Antiarrhythmic agents with
amiodarone-like electrophysiological actions, but with a more favorable pharmacokinetic profile than
amiodarone would be extremely useful for the treatment of many
tachyarrhythmias. We designed a series of
amiodarone homologs with an alkyl
ester group at position 2 of the benzofurane moiety. It was hypothesized that the electrophysiological and pharmacokinetic properties of these compounds are closely related to the size and branching of the
ester group. The magnitude and time course of electrophysiological effects caused by methyl (ATI-2001), ethyl (ATI-2010), isopropyl (ATI-2064), sec-butyl (ATI-2042), and neopentyl (ATI-2054) homologs, and their common metabolite (ATI-2000) were investigated in guinea pig isolated heart. In paced hearts (atrial cycle length = 300 ms), each homolog (1 microM) was infused for 90 min followed by a 90-min washout. The stimulus-to-atrium (St-A), atrium-to-His bundle (AH), His bundle-to-ventricle (HV), QRS, and QT intervals, and ventricular monophasic action potential duration at 90% repolarization (MAPD(90)) were measured every 10 min.

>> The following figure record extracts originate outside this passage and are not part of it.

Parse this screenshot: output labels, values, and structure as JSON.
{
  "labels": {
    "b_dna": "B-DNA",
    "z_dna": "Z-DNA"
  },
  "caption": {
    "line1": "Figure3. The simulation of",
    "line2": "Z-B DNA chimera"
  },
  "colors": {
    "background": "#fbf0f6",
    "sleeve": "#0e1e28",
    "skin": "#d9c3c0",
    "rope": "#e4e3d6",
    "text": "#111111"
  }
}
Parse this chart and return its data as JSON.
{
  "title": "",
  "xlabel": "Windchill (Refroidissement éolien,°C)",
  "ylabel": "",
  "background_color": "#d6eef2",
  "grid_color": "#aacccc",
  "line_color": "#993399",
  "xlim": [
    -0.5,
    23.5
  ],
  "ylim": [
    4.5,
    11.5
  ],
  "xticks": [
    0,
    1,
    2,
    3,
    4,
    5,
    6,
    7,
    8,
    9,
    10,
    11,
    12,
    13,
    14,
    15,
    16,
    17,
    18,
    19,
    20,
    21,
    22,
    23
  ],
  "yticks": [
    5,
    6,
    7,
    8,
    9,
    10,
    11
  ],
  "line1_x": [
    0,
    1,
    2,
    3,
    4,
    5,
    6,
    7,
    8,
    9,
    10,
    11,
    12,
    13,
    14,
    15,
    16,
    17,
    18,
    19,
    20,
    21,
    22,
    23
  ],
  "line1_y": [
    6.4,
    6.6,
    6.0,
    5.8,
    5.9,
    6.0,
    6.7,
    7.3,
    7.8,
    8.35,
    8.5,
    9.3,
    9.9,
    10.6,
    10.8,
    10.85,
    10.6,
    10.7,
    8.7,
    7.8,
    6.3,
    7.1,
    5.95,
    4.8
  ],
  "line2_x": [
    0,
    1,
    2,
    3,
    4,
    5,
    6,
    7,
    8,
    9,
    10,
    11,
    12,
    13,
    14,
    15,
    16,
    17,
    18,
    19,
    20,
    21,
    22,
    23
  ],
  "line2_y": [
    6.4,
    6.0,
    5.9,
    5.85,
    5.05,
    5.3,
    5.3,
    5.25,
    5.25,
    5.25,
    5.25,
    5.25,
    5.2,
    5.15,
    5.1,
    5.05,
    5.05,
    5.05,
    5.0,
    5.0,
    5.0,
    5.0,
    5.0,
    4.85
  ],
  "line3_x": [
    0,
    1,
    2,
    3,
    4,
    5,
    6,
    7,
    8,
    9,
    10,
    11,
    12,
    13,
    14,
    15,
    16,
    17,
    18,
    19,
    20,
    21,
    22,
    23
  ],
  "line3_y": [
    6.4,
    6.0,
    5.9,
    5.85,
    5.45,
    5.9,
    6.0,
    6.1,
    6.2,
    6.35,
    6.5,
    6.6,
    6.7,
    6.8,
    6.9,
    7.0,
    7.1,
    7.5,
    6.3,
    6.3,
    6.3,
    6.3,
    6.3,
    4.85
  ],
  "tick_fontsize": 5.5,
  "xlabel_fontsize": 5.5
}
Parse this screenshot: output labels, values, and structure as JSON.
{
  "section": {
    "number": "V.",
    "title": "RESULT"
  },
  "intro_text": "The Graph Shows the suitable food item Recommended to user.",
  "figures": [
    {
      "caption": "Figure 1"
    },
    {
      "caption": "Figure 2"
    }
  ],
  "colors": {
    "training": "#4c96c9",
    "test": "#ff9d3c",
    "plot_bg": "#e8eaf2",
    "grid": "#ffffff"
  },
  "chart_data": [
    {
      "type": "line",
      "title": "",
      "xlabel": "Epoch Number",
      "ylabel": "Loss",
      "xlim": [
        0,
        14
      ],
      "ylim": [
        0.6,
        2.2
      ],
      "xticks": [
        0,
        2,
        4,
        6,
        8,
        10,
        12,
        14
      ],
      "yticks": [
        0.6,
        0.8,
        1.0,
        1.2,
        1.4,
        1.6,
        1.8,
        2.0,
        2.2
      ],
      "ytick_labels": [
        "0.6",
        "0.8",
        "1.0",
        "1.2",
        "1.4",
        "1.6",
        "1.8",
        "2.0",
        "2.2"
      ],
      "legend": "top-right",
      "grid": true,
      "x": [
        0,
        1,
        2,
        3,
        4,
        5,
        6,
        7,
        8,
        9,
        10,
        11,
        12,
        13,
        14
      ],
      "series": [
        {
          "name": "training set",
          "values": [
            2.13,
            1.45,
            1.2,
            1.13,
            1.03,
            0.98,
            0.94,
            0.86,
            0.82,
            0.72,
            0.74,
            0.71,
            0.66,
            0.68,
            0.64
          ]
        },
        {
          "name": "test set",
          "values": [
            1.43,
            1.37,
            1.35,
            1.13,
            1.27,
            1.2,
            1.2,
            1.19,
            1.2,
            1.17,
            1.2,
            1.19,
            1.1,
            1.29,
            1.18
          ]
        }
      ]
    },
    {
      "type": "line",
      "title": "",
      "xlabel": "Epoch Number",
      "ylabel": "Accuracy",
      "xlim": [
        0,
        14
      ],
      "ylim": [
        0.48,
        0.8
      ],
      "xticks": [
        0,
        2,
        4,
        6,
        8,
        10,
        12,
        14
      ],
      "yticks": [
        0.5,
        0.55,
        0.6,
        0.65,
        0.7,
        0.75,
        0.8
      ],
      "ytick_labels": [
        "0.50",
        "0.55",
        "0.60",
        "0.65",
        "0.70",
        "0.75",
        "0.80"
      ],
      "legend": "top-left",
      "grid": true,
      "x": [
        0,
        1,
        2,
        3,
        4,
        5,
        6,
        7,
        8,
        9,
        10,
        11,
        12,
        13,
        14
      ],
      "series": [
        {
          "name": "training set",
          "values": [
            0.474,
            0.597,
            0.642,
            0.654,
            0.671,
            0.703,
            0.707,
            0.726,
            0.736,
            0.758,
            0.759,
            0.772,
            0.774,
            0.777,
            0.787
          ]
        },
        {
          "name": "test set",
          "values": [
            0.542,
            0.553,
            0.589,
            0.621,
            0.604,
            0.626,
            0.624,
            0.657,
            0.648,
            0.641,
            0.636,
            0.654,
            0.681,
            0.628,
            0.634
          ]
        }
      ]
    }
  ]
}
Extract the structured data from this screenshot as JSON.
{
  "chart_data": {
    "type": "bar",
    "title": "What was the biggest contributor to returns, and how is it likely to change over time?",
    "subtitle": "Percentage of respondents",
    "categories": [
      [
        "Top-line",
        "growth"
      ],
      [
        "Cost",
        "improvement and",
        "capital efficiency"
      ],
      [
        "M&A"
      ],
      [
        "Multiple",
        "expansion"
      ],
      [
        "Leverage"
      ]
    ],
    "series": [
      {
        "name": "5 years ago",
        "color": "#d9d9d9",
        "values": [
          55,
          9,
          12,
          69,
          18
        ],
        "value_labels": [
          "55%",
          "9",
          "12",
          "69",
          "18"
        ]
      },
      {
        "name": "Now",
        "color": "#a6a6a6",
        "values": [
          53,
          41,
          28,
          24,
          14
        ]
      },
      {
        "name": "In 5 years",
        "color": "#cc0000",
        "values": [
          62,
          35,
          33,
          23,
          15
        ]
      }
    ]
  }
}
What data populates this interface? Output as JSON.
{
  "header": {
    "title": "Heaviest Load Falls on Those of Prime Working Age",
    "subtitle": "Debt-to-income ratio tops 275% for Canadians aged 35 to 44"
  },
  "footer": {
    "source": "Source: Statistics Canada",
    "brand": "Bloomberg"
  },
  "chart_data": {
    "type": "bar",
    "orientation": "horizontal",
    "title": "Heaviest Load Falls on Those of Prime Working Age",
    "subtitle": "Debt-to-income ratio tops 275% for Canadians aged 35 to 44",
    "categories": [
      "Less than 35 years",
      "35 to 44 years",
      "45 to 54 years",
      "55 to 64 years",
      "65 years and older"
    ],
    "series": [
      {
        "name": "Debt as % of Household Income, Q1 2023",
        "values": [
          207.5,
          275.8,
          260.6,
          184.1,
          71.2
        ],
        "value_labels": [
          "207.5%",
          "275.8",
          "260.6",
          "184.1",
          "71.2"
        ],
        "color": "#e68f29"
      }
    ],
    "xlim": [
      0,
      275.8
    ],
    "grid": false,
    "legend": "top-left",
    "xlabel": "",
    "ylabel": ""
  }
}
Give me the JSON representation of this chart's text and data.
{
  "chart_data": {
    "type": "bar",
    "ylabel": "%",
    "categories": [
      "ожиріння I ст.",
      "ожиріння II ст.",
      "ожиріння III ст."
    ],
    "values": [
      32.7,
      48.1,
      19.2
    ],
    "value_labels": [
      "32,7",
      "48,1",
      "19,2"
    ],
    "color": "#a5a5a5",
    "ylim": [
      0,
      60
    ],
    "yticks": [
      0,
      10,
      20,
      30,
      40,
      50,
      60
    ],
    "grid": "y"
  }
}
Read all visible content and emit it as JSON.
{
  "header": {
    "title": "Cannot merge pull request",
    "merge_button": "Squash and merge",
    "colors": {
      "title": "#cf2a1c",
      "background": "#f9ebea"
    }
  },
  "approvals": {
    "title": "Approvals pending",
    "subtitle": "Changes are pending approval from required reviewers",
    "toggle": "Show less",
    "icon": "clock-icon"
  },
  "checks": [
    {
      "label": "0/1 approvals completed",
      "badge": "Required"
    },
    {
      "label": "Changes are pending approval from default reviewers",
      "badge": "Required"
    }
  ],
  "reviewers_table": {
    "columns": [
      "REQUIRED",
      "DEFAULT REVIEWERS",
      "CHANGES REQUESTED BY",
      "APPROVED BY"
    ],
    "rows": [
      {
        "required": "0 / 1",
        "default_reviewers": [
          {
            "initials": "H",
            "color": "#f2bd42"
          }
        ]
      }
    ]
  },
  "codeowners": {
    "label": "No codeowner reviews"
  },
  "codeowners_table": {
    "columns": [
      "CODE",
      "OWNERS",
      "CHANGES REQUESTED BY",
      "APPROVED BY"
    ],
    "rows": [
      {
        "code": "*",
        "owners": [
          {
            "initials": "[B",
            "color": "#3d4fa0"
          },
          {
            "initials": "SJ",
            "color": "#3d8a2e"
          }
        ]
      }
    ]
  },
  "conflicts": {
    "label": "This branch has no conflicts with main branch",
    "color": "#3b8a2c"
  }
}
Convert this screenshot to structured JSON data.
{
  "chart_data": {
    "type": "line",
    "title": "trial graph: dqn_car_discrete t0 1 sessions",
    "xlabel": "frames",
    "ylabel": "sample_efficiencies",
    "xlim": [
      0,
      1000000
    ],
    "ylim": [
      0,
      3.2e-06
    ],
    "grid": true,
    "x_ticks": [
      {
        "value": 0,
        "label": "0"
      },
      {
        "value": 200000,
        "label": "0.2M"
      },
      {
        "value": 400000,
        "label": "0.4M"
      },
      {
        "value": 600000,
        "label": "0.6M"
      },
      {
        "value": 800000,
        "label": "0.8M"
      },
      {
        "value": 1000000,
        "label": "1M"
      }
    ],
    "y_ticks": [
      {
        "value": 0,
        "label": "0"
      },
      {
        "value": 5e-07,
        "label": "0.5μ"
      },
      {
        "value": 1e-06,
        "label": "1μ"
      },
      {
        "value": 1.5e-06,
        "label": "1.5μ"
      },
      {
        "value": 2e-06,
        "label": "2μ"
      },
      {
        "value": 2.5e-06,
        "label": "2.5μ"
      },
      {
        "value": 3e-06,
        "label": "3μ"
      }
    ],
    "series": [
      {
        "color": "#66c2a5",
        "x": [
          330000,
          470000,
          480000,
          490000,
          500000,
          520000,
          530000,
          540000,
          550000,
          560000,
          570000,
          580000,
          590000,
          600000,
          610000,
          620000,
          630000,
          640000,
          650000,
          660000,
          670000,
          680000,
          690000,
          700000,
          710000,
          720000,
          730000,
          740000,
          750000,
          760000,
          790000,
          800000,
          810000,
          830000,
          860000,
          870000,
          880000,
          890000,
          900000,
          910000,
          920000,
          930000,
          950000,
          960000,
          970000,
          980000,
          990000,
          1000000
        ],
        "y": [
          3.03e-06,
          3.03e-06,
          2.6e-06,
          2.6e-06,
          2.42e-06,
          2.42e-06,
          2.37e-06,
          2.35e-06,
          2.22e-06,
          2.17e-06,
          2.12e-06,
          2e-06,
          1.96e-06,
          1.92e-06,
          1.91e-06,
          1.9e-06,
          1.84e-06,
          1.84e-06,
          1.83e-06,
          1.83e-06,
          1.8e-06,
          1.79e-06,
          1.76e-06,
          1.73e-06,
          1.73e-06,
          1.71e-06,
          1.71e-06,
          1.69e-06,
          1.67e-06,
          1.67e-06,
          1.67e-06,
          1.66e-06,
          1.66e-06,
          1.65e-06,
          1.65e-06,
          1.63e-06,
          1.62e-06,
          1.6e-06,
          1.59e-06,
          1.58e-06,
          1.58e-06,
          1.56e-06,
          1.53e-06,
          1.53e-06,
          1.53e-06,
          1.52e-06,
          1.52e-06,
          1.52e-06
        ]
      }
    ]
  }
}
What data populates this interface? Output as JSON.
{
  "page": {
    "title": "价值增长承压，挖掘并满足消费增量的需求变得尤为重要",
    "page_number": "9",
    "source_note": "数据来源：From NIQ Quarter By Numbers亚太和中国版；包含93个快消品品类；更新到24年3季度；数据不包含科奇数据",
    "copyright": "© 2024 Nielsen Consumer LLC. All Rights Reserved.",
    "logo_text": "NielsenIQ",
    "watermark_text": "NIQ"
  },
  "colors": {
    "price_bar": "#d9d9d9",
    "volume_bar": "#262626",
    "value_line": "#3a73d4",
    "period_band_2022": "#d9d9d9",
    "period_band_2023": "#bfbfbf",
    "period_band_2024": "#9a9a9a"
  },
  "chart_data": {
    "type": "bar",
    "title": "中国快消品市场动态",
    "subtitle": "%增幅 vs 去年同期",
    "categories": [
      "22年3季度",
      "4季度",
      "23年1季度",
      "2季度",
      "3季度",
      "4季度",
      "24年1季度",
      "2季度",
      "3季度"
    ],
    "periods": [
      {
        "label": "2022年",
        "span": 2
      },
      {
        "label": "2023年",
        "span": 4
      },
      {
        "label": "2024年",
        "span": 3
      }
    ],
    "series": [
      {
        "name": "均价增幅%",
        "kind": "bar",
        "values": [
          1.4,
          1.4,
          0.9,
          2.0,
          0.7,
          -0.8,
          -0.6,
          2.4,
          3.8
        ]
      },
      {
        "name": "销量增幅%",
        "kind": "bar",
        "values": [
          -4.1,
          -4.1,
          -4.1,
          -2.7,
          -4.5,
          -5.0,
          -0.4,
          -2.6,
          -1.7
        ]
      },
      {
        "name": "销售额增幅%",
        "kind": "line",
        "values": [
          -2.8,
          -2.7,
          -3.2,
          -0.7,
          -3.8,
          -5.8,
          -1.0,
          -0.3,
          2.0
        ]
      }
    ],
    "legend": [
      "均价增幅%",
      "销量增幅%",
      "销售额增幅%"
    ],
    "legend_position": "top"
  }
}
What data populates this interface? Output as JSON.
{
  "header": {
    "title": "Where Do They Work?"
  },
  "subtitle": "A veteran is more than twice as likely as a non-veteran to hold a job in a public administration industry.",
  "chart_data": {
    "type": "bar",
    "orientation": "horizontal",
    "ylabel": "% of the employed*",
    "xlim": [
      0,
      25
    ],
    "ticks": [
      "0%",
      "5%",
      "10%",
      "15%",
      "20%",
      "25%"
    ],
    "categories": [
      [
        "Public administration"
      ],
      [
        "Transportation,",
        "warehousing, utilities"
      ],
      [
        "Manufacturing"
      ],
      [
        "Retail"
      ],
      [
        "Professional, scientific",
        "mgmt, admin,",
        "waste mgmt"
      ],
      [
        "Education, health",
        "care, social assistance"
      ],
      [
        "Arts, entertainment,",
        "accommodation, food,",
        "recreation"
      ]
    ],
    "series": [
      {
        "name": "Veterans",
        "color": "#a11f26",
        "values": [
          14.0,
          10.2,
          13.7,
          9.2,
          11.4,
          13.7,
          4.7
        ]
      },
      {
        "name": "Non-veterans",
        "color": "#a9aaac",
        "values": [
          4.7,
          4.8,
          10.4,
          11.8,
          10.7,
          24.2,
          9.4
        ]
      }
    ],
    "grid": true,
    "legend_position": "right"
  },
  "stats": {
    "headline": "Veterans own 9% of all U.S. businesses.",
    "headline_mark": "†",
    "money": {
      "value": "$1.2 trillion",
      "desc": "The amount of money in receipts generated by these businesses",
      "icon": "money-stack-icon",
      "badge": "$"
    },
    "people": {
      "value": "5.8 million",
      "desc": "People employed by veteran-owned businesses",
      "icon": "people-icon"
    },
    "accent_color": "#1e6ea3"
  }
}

ATI-2001 and ATI-2064 significantly lengthened the St-A, HV, and QRS intervals, whereas
ATI-2042 and ATI-2054 prolonged only the St-A interval. All compounds except the metabolite prolonged the AH interval. The relative rank order for the homologs to lengthen ventricular repolarization (MAPD(90)) was
ATI-2042 > or = 2001 = 2010 = 2064 > 2054 > or = 2000. The metabolite was electrophysiologically inactive. Thus, modification of the benzofurane moiety
ester group size and branching markedly altered the magnitude and time course of the electrophysiological effects caused by the ATI compounds. The different structure-activity relationships among the
amiodarone homologs may have important consequences for further development of
amiodarone-like antiarrhythmic agents.